Neil Macy

The Importance of Taking Breaks

I just added interval splits to Running Track, and vastly improved the map view too. I started working on both several months ago, but after struggling to get them working how I wanted, I got frustrated and left them alone for a long time. Yesterday, I decided to go back and look again, and both were done in a matter of hours.

Splits, in particular, were awkward to calculate. However, a couple of weeks ago I added logic to calculate your best time for a given distance. After spending time working with lower-level run sample data, it became really easy to see how I could use a similar approach to break a run up into chunks and calculate split times.

The run map has been bothering me since I first started working on it, over a year ago, as the scaling on it was terrible. Back then, I found it really awkward to find a nice way to translate the coordinates of a run into something that MapKit could use to present the route. So the route was tiny in the middle of the map, and you had to zoom to be able to get any value from it. But when I went back to the problem, it felt like the solution was staring me in the face. And again, it was work I'd done in another area that just helped to clarify my thinking.

It’s funny how easy the things that feel difficult can turn out to be, when you just take a break from the problem and go back to them. It's important to recognise when you're hitting a wall with a problem, and to go and find something else to work on instead, or even something completely different to do. Sometimes you'll learn something new that makes the original problem much simpler. Sometimes you'll just see something from a different perspective, because you've stopped focusing so intently on one part of the issue. Most of my problem-solving happens when I'm running or cleaning, because my mind is in a completely different place, then it drifts back to what's been bothering me.

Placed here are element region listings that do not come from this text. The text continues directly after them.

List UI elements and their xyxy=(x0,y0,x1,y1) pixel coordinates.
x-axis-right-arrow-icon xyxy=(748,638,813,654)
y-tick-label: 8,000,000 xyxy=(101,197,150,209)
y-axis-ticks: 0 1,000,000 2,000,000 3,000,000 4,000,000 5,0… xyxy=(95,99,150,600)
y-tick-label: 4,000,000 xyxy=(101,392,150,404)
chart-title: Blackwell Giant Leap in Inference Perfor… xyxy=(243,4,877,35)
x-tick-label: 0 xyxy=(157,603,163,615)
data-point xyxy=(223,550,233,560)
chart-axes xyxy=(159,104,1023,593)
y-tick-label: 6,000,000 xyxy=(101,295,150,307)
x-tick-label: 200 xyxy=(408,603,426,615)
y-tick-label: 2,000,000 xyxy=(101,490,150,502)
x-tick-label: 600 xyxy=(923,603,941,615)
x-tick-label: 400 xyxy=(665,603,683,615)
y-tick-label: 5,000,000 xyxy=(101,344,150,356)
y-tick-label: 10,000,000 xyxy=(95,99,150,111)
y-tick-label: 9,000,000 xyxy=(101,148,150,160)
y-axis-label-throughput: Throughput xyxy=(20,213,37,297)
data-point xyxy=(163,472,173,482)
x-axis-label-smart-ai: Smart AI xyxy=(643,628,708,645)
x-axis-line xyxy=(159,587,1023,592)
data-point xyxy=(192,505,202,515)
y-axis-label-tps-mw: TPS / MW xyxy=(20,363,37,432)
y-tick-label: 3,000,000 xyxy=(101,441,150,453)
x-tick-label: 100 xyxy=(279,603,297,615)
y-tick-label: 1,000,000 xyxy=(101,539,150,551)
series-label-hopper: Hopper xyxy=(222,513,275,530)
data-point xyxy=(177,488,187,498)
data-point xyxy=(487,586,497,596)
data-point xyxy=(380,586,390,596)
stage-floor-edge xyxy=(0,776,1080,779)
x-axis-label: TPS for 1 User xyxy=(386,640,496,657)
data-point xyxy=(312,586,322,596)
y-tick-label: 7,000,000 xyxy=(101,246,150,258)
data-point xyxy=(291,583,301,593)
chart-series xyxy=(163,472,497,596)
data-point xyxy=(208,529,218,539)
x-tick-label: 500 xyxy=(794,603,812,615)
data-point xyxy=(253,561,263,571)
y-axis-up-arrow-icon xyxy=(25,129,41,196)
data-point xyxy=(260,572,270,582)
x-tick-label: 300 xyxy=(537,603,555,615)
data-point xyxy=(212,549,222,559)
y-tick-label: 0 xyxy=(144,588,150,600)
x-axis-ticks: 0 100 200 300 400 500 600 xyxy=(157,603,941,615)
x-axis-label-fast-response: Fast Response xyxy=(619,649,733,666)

PS: A bonus fix yesterday (I had one of those really productive days that probably comes along once a month) was getting heart rate calculations down from 10 seconds to 0.1 seconds, because I was needlessly sorting them. I only thought to check the query because I accidentally introduced a similar problem elsewhere in the app, realised what it was straight away, and wondered where else I'd made the same mistake. I’d previously just accepted that querying heart rate data was slow. As well as a good example of how answers can come to you when you're not actively looking for them, it's also a good lesson to keep questioning things that you aren't happy with.